Hill: I don’t think we will be able to forgo masks until this virus is more tightly controlled. Right now, we are seeing with the transmissibility of the Delta variant that even vaccinated people can get COVID-19. The vaccine is extraordinarily successful at preventing people who have received it from being hospitalized or from dying from COVID, but it is certainly possible to get a post-vaccine case of the virus.
If you are outside of the family unit or at a small space indoors, you do want to wear a mask. And that is what we are doing now, even if you are vaccinated. There was that brief moment before the Delta variant when community transmission rates were really plummeting, and the protection of the vaccine seemed to be high enough so that if you were with another fully vaccinated person, you could drop your mask.

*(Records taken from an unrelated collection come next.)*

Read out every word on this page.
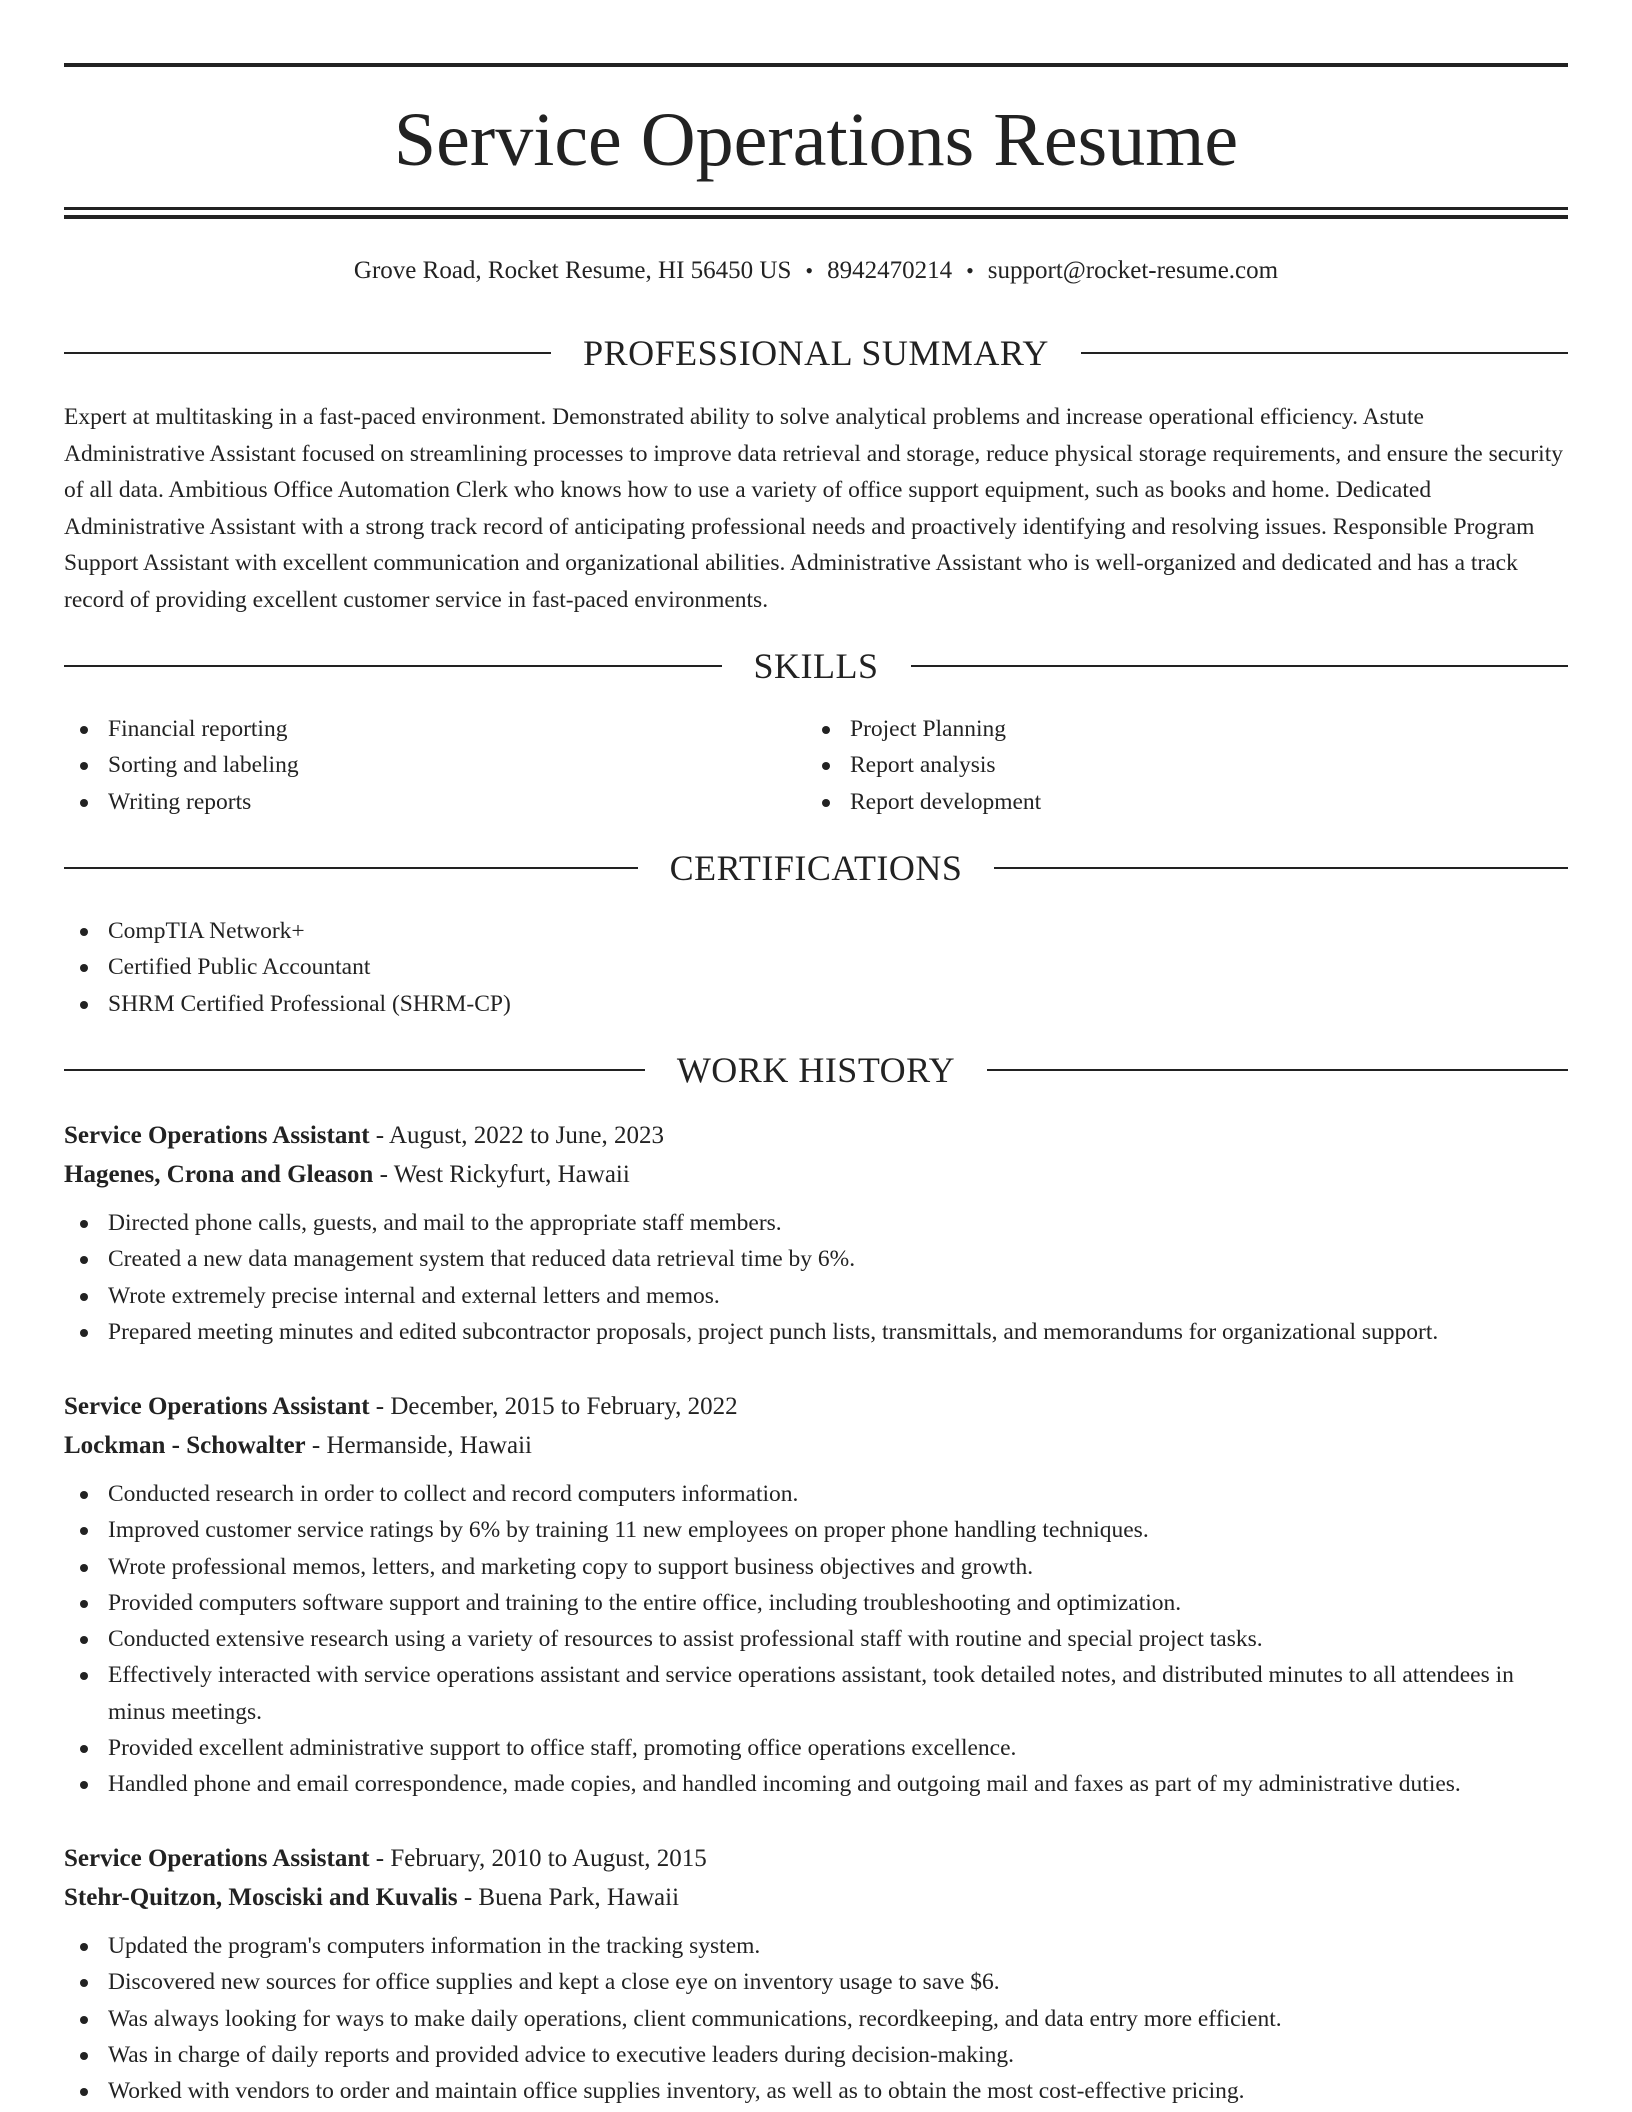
Service Operations Resume
Grove Road, Rocket Resume, HI 56450 US • 8942470214 • support@rocket-resume.com
PROFESSIONAL SUMMARY

Expert at multitasking in a fast-paced environment. Demonstrated ability to solve analytical problems and increase operational efficiency. Astute Administrative Assistant focused on streamlining processes to improve data retrieval and storage, reduce physical storage requirements, and ensure the security of all data. Ambitious Office Automation Clerk who knows how to use a variety of office support equipment, such as books and home. Dedicated Administrative Assistant with a strong track record of anticipating professional needs and proactively identifying and resolving issues. Responsible Program Support Assistant with excellent communication and organizational abilities. Administrative Assistant who is well-organized and dedicated and has a track record of providing excellent customer service in fast-paced environments.

SKILLS
Financial reporting
Sorting and labeling
Writing reports
Project Planning
Report analysis
Report development
CERTIFICATIONS
CompTIA Network+
Certified Public Accountant
SHRM Certified Professional (SHRM-CP)
WORK HISTORY
Service Operations Assistant - August, 2022 to June, 2023
Hagenes, Crona and Gleason - West Rickyfurt, Hawaii
Directed phone calls, guests, and mail to the appropriate staff members.
Created a new data management system that reduced data retrieval time by 6%.
Wrote extremely precise internal and external letters and memos.
Prepared meeting minutes and edited subcontractor proposals, project punch lists, transmittals, and memorandums for organizational support.
Service Operations Assistant - December, 2015 to February, 2022
Lockman - Schowalter - Hermanside, Hawaii
Conducted research in order to collect and record computers information.
Improved customer service ratings by 6% by training 11 new employees on proper phone handling techniques.
Wrote professional memos, letters, and marketing copy to support business objectives and growth.
Provided computers software support and training to the entire office, including troubleshooting and optimization.
Conducted extensive research using a variety of resources to assist professional staff with routine and special project tasks.
Effectively interacted with service operations assistant and service operations assistant, took detailed notes, and distributed minutes to all attendees in minus meetings.
Provided excellent administrative support to office staff, promoting office operations excellence.
Handled phone and email correspondence, made copies, and handled incoming and outgoing mail and faxes as part of my administrative duties.
Service Operations Assistant - February, 2010 to August, 2015
Stehr-Quitzon, Mosciski and Kuvalis - Buena Park, Hawaii
Updated the program's computers information in the tracking system.
Discovered new sources for office supplies and kept a close eye on inventory usage to save $6.
Was always looking for ways to make daily operations, client communications, recordkeeping, and data entry more efficient.
Was in charge of daily reports and provided advice to executive leaders during decision-making.
Worked with vendors to order and maintain office supplies inventory, as well as to obtain the most cost-effective pricing.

Delta changed all that and sent us backwards, as did this third wave where the virus was becoming very prevalent in the community again. And so we had to step it back a little bit there and go back to using masks.
For the moment, I think the masks are still the rule, but that depends again on community rates of transmission. When community rates get low enough, hopefully we will all rip our masks off and go back to sitting close together in small spaces.
CNN: So many people are vaccinated now — why should a parent consider giving their 5- to 11-year-old the COVID-19 vaccine?
Hill: We’re not looking at the same infection in 2021 that we had in 2020. Some of the beliefs we had about the dangers of COVID-19 in children a year to 18 months ago don’t apply today.
Early in the pandemic, it appeared that children were much less affected than older adults. Now we know children can get extremely sick from COVID-19. We are especially worried about children with underlying conditions, such as obesity, which is very common among United States children. Lung disease, asthma, heart disease and, of course, immunodeficiency, are all risk factors for more serious cases.
Fortunately, the number of children who have died is very low compared to the number of adults who have died, but a significant number have been hospitalized and placed into intensive care units. I have personally taken care of children who became critically ill and had to be transferred to the intensive care unit because of the effects of COVID-19.
We used to think that children didn’t spread much virus. Now we know children can be reservoirs of infection for families and that spread of the virus can occur very easily. Right now, children are 27% of all COVID cases in the US.
We know that COVID-19 can directly inflame the heart muscle — it’s called myocarditis. Now, there has also been a concern around one of the COVID vaccines in young adults, but the vaccine-induced myocarditis is extraordinarily rare and significantly less common than the myocarditis induced by catching COVID.
There is a syndrome that is specific to children, called multisystem inflammatory syndrome (MIS-C). And it seems to behave a lot like Kawasaki disease, which can cause life-threatening heart disease and prolonged and severe illness. It’s emerging now that most kids who are affected by this condition ultimately do well, but it can be a very long and very difficult process while they’re recovering.
As parents, we’re all trying our best to keep our kids safe in the best ways that we know how, and so we’re programmed to look out for anything that can harm them. But it’s still just part of human nature that we tend to hesitate when it comes to taking an action. We are much more suspicious of doing than we are of not doing. So if a parent feels uncertain, they usually default to not doing as opposed to doing.
Now, our scientists are constantly getting smarter and learning more. That is a strength, but it can be confusing for people who say, “Well, you flip-flop. You change your mind. I can’t trust what you tell me.” But science is a process of constantly learning. You get some early clues, and you work with those clues, and then you get better information and things change. Trust the process.
We know from the history of vaccines, and the history of the COVID-19 vaccine in adults and in children age 12 and older, that giving the vaccine is much, much safer than having your child get COVID-19.